La creciente tensión geopolítica y la dependencia de la OTAN estimulan la discusión sobre la necesidad de una fuerza militar europea. Análisis sobre su viabilidad o si sigue siendo una utopía.

Por Pedro Fernaud, redactor de Escudo Digital.

La seguridad europea ha sido puesta a prueba como nunca antes en el siglo XXI. Hablamos de un repertorio de eventos de primer orden que incluyen desde la anexión de Crimea en 2014 hasta la vigente guerra en Ucrania. El caso es que la Unión Europea (UE), tradicionalmente dependiente de la OTAN y de Estados Unidos en materia de defensa, afronta un dilema crucial: ¿debe dotarse de un ejército propio para garantizar su autonomía estratégica?

La cuestión, que durante décadas fue considerada un tabú, ha cobrado nueva relevancia ante el aumento de las amenazas externas y la fragmentación del orden global. Figuras como Josep Borrell, Alto representante de la Unión Europea para Asuntos Exteriores y Política de Seguridad entre 2019 y 2024, y Emmanuel Macron, presidente de Francia, han defendido la necesidad de una mayor integración militar, mientras que otros expertos advierten sobre los desafíos logísticos y políticos de una iniciativa de tal envergadura.

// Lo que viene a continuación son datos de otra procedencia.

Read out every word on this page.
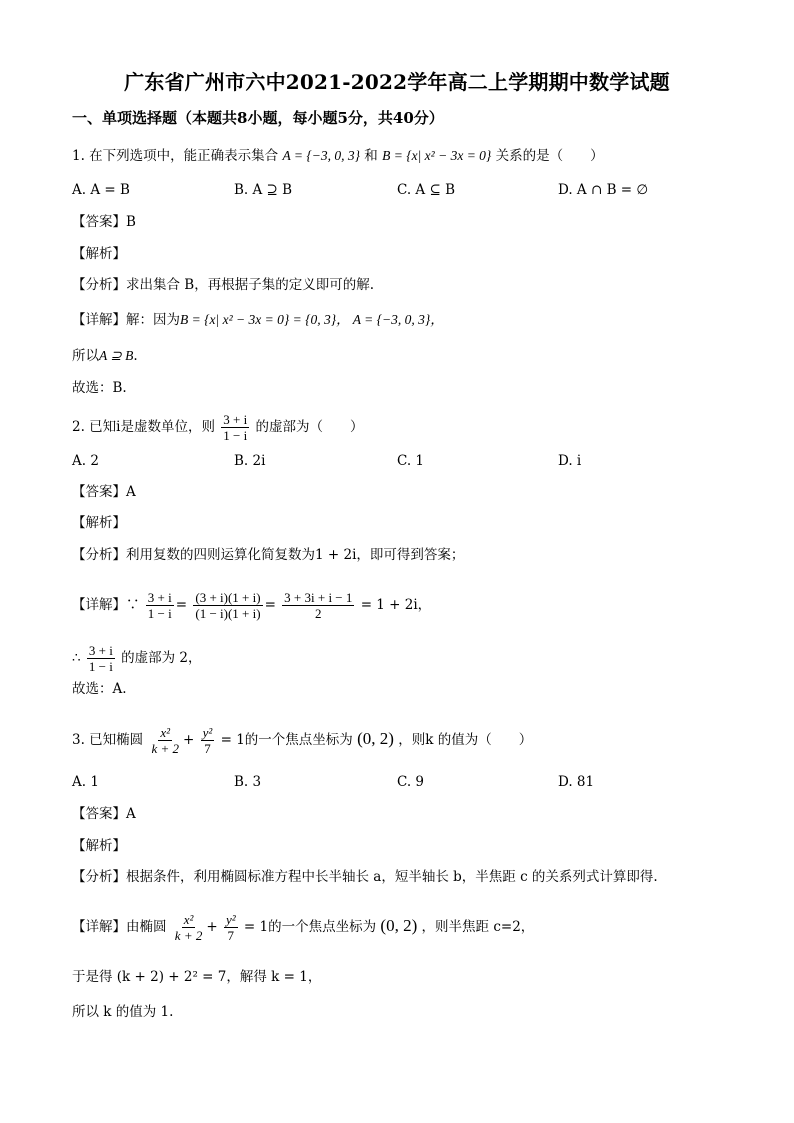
广东省广州市六中2021-2022学年高二上学期期中数学试题
一、单项选择题（本题共8小题，每小题5分，共40分）
1. 在下列选项中，能正确表示集合 A = {−3, 0, 3} 和 B = {x| x² − 3x = 0} 关系的是（　　）
A. A = B	B. A ⊇ B	C. A ⊆ B	D. A ∩ B = ∅
【答案】B
【解析】
【分析】求出集合 B，再根据子集的定义即可的解.
【详解】解：因为B = {x| x² − 3x = 0} = {0, 3}， A = {−3, 0, 3}，
所以A ⊇ B.
故选：B.
2. 已知i是虚数单位，则 $\frac{3 + i}{1 - i}$ 的虚部为（　　）
A. 2	B. 2i	C. 1	D. i
【答案】A
【解析】
【分析】利用复数的四则运算化简复数为1 + 2i，即可得到答案；
【详解】∵ $\frac{3 + i}{1 - i} = \frac{(3 + i)(1 + i)}{(1 - i)(1 + i)} = \frac{3 + 3i + i - 1}{2} = 1 + 2i$，
∴ $\frac{3 + i}{1 - i}$ 的虚部为 2，
故选：A.
3. 已知椭圆 $\frac{\text{x²}}{k + 2} + \frac{\text{y²}}{7} = 1$的一个焦点坐标为 (0, 2) ，则k 的值为（　　）
A. 1	B. 3	C. 9	D. 81
【答案】A
【解析】
【分析】根据条件，利用椭圆标准方程中长半轴长 a，短半轴长 b，半焦距 c 的关系列式计算即得.
【详解】由椭圆 $\frac{\text{x²}}{k + 2} + \frac{\text{y²}}{7} = 1$的一个焦点坐标为 (0, 2) ，则半焦距 c=2，
于是得 (k + 2) + 2² = 7，解得 k = 1，
所以 k 的值为 1.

La UE delibera sobre su marco común de defensa

Los líderes de la Unión Europea se reunieron recientemente, el pasado 3 de febrero, en el castillo de Limont, cerca de Bruselas, en una cumbre informal convocada por el presidente del Consejo Europeo, Antonio Costa, con el objetivo de sentar las bases de un debate estratégico sobre el futuro de la defensa europea. El asunto gira en torno a dos principios: mayor inversión en defensa y una cooperación más estrecha entre los Estados miembros. En esta dirección, 19 países, incluida España, han solicitado a la presidenta del Banco Europeo de Inversiones (BEI), Nadia Calviño, que ajuste su política de préstamos y explore la emisión de “bonos de defensa”.